Partly because it didn’t make sense to have one in a paid program while a parent used up sick time to be home—but mostly because, after that experience, we didn’t want to subject our children to the narrow-mindedness.

We were asked to be gracious about the rejection, to talk to another coordinator, to work with someone who might “understand,” to wait on the chance that Robin could be added later if someone dropped out.

But by then I was on to the next thing, because being a parent of twin neurodivergent kids and working full time is a scramble and summers with few appropriate childcare options are difficult.


The testing that confirmed what I already knew

A year later, Robin underwent a full psycho-educational assessment, which we had to pay for, of course.

It showed that his verbal comprehension, visual-spatial reasoning, and fluid problem-solving were very high.

It also showed that his processing speed and working memory were lower—typical of autistic children, and especially those with demand avoidant profiles—but that when supported with choice, breaks, and structure, he was persistent, capable, and insightful.

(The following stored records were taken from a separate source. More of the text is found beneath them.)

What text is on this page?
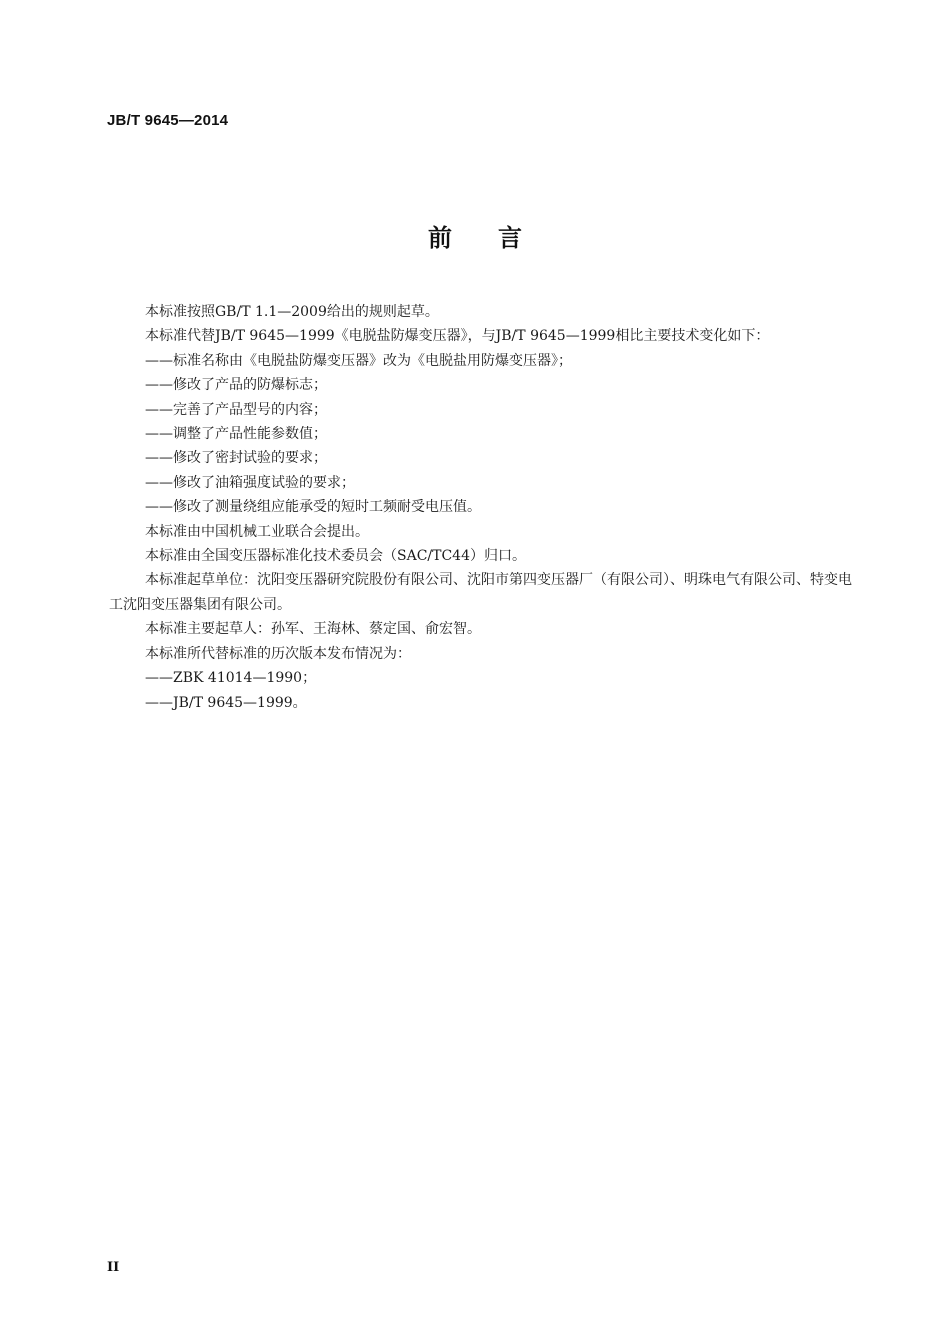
JB/T 9645—2014
前言

本标准按照GB/T 1.1—2009给出的规则起草。

本标准代替JB/T 9645—1999《电脱盐防爆变压器》，与JB/T 9645—1999相比主要技术变化如下：

——标准名称由《电脱盐防爆变压器》改为《电脱盐用防爆变压器》；

——修改了产品的防爆标志；

——完善了产品型号的内容；

——调整了产品性能参数值；

——修改了密封试验的要求；

——修改了油箱强度试验的要求；

——修改了测量绕组应能承受的短时工频耐受电压值。

本标准由中国机械工业联合会提出。

本标准由全国变压器标准化技术委员会（SAC/TC44）归口。

本标准起草单位：沈阳变压器研究院股份有限公司、沈阳市第四变压器厂（有限公司）、明珠电气有限公司、特变电工沈阳变压器集团有限公司。

本标准主要起草人：孙军、王海林、蔡定国、俞宏智。

本标准所代替标准的历次版本发布情况为：

——ZBK 41014—1990；

——JB/T 9645—1999。

II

Jeannie was assessed four years later, and though her profile was different—more consistent, more compliant, more internalised—she too was diagnosed with autism, ADHD, and a learning disability in math. I suspect now that’s she’s unmasked more, she would test higher, but at that time she masked hard, even for the psychologist.

It said her cognitive profile was high average, with a general ability index slightly higher than Robin’s, but he had far more high and lows on his testing. Moments of brilliance and more pronounced struggles in daily living, adaptive functioning, and executive regulation.

She had been accepted into the gifted program. He had not.

Because compliance was rewarded. Because masking worked. Because it was more a neurotypical high end of average program, than a gifted program.


This is about more than one child

This isn’t just a story about my children.

It’s a story about what we refuse to see when brilliance comes dressed in dysregulation, or when a child’s capacity to think, create, and question arrives in a body that cannot sit still or follow arbitrary rules.

It’s a story about how systems fail twice-exceptional learners—not because we lack the knowledge, the frameworks, or even the resources, but because we cling to outdated ideals of what giftedness should look like and refuse to confront the ableist assumptions that shape our definitions of success.

Every summer, somewhere in British Columbia, another autistic child is told—explicitly or not—that their mind is not welcome unless it comes with a body that behaves a specific way.